Les résultats montrent qu’un apport accru de sodium dans l’alimentation peut diminuer le taux de noradrénaline plasmatique et améliorer la tachycardie qui survient debout, en orthostatisme chez les patients qui souffrent du POTS.

« Ces résultats suggèrent qu’augmenter le sel dans le régime est un élément rationnel pour le traitement de cette pathologie. L’essai confirme que supplémenter en sel est l’attitude à avoir chez les patients souffrant du POTS », a confié à Medscape Medical News le Dr Satish R. Raj, l’auteur principal de l’étude.

 
L’essai confirme que supplémenter en sel est l’attitude à avoir chez les patients souffrant du POTS. Dr Satish R. Raj
 

« Augmenter l’apport sodé est un message inhabituel pour un cardiologue et nous sommes conscients que cela va à l’encontre des instructions classiques, aussi nous devions rapidement apporter des preuves tangibles à cette recommandation », précise-t-il.

Qu’est ce que le POTS ?

Le Dr Raj (University of Calgary's Cumming School of Medicine, Alberta, Canada) explique que le POTS est un ensemble de troubles affectant le système nerveux autonome régulant la fréquence cardiaque et la pression artérielle.

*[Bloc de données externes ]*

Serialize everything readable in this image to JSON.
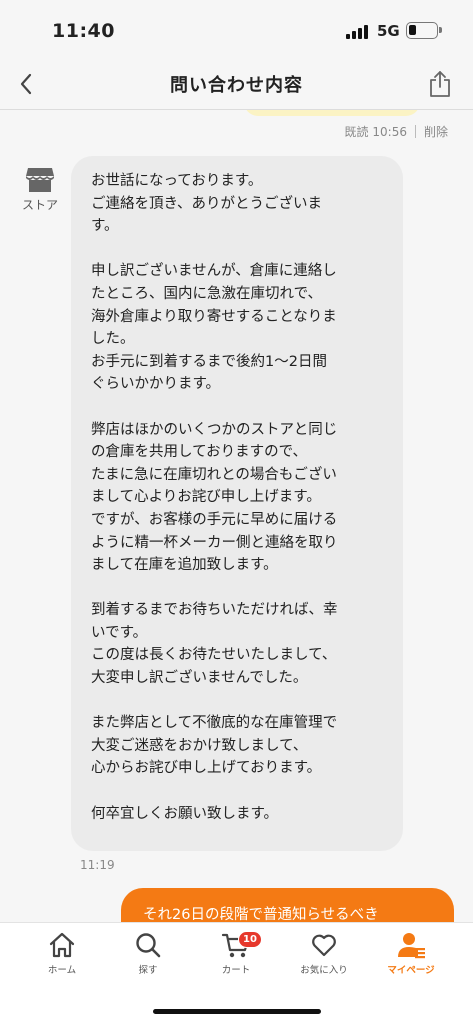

« C’est une anomalie qui concerne l’intolérance à l’orthostatisme – les patients se sentent mieux quand ils sont allongés. Ce syndrome diffère de l’hypotension orthostatique, car quand un patient souffrant du POTS, se met debout, la pression artérielle ne diminue pas nécessairement mais le rythme cardiaque augmente de façon exagérée. »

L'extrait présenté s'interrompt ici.